Altogether, these results demonstrate that WINCS is well suited for wireless monitoring of high-frequency stimulation-evoked changes in brain extracellular concentrations of adenosine. Clinical applications of selective adenosine measurements may prove important to the future development of DBS technology.

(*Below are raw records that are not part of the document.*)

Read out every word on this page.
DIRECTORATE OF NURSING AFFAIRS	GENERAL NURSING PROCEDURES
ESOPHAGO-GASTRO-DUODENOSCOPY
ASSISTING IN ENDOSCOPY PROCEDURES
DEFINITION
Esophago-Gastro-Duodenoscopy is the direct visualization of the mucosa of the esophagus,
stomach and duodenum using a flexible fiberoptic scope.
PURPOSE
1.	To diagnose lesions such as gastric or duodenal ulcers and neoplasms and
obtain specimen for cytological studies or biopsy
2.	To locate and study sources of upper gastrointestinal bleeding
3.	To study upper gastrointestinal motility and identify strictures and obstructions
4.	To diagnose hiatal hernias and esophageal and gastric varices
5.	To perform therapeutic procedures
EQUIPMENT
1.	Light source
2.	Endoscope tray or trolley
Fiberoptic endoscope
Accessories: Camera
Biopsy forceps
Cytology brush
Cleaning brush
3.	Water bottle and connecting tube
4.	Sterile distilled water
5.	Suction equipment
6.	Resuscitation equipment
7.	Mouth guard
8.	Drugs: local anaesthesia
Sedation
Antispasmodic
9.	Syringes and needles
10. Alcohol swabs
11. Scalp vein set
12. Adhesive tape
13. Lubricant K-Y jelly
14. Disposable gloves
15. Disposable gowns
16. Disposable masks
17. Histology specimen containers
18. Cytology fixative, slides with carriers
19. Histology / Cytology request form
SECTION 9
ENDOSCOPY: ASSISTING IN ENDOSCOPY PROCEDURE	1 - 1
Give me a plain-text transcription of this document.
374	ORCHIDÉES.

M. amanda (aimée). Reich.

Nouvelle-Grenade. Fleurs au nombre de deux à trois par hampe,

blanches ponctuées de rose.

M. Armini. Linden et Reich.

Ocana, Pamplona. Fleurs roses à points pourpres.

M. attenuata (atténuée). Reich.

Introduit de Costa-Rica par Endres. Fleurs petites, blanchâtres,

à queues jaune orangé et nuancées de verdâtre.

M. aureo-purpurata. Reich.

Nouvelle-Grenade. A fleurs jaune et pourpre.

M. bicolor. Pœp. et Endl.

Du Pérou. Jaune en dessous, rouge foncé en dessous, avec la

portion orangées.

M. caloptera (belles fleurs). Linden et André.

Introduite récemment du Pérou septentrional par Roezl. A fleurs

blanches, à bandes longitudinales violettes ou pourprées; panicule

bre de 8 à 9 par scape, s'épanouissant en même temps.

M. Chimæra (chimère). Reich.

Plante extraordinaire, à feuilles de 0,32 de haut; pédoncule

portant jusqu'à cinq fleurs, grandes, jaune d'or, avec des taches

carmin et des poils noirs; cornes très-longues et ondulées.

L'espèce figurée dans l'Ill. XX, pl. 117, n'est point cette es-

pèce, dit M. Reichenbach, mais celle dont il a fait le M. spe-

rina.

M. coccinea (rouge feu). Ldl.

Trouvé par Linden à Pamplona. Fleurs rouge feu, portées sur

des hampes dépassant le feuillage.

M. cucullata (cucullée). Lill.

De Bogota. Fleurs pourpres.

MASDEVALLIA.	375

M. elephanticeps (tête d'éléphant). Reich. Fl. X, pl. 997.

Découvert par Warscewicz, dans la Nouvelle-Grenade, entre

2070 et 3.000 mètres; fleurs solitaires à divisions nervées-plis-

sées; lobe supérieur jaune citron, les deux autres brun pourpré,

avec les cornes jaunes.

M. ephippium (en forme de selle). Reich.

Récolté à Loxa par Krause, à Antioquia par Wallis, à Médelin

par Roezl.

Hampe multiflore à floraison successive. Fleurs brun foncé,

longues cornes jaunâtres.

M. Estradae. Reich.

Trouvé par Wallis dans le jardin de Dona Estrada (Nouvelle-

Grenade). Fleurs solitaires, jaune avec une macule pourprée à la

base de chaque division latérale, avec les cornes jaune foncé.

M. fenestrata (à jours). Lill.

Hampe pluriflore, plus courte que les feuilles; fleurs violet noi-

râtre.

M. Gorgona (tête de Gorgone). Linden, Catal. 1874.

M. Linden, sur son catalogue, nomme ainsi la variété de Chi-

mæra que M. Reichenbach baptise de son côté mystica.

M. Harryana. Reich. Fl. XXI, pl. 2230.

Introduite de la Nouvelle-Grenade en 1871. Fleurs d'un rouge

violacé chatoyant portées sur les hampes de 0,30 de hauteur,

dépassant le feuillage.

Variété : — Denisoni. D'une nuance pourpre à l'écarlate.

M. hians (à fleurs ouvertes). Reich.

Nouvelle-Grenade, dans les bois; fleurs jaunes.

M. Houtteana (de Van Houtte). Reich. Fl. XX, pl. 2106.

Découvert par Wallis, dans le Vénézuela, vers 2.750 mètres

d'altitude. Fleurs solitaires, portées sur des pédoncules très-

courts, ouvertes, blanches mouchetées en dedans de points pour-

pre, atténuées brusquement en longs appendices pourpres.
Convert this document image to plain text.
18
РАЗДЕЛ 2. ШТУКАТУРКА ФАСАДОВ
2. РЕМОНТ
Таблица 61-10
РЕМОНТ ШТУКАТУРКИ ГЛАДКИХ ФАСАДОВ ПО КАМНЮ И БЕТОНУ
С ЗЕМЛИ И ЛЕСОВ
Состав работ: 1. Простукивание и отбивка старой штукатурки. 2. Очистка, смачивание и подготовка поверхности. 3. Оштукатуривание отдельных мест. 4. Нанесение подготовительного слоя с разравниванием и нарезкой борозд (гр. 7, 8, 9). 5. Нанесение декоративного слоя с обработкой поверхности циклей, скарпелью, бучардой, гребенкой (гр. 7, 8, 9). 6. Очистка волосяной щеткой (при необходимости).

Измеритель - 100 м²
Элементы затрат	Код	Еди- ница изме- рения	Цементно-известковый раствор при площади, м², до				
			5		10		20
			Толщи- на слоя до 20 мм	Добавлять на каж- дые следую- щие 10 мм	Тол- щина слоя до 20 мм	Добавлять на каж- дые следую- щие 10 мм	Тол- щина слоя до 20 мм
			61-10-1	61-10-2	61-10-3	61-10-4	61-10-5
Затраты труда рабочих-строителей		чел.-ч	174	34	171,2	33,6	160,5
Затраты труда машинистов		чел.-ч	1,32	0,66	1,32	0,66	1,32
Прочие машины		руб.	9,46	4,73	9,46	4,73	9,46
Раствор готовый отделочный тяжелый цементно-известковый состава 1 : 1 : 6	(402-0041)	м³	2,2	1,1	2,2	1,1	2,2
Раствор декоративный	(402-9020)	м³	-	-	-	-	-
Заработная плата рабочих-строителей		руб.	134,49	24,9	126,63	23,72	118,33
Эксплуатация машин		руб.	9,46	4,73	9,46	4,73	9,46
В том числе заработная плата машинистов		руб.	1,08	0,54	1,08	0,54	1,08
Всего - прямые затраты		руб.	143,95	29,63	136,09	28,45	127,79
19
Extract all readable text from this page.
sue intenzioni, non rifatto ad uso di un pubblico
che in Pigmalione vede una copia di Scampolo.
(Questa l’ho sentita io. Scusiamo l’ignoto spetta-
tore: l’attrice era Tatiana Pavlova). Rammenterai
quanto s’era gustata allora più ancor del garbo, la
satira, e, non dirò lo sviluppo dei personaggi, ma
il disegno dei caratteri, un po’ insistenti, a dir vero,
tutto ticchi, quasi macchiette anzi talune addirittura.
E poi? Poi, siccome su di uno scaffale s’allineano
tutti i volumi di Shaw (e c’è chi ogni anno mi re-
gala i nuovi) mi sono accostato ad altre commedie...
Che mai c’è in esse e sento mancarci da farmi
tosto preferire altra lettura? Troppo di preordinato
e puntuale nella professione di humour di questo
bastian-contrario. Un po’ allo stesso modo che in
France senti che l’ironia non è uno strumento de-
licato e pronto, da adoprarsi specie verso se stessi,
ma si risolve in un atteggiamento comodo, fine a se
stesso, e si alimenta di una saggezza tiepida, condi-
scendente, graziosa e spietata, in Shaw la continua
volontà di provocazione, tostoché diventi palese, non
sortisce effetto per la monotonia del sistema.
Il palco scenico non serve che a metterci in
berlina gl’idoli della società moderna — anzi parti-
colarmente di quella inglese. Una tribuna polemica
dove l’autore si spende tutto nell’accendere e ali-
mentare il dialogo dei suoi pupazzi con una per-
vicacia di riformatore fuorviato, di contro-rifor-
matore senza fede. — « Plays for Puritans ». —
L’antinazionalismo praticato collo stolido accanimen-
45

先前研究的作者已经证明,局部腺苷外排可能有助于丘脑深部脑刺激(DBS)治疗特发性震颤的作用机制。通过实时监测 DBS 靶向区域的神经化学输出,可能会通过识别参与 DBS 生理效应的候选神经递质和神经调质来推进功能性神经外科手术。这反过来又允许开发一种在体内化学引导 DBS 电极放置的方法。根据 FDA 认可的医疗电子设备安全标准设计,作者报告了无线即时神经递质浓度系统(WINCS)用于实时监测体内电刺激诱发的腺苷和多巴胺外排的效用,利用基于聚丙烯腈(T-650)碳纤维微电极(CFM)的快速扫描循环伏安法(FSCV)。
WINCS 用于 FSCV,它由在 400 V/秒的速率下在-0.4 至+1.5 V 之间扫描的三角波组成,并以 10 Hz 的频率施加。施加到 CFM 的所有电压均相对于 Ag/AgCl 参考电极。CFM 通过将单个 T-650 碳纤维(r=2.5 微米)吸入玻璃毛细管中并用移液管拉拔器拉成微尖端来构建。暴露的碳纤维(传感区)延伸超出玻璃绝缘约 50 微米。原理验证测试包括在体外测量腺苷和多巴胺,以及通过监测腹侧被盖区和黑质高频电刺激诱发的背侧尾状核壳中的腺苷和多巴胺外排,在麻醉的尿烷大鼠体内进行测量。
WINCS 提供了可靠的、高保真的腺苷外排测量。氧化峰电流出现在+1.5 V 和+1.0 V 处,用于腺苷,与多巴胺在+0.6 V 处的氧化峰电流分开。WINCS 在高频刺激腹侧被盖区和黑质时,在植入的 CFM 中检测到尾状核壳中的亚秒级腺苷和多巴胺外排。体外和体内测试均表明,WINCS 可以在存在其他易于氧化的神经化学物质(如多巴胺)的情况下检测到腺苷,与用于 FSCV 的常规硬连线电化学系统的检测能力相当。
总之,这些结果表明,WINCS 非常适合无线监测高频刺激诱发的脑细胞外腺苷浓度变化。选择性腺苷测量的临床应用可能对 DBS 技术的未来发展很重要。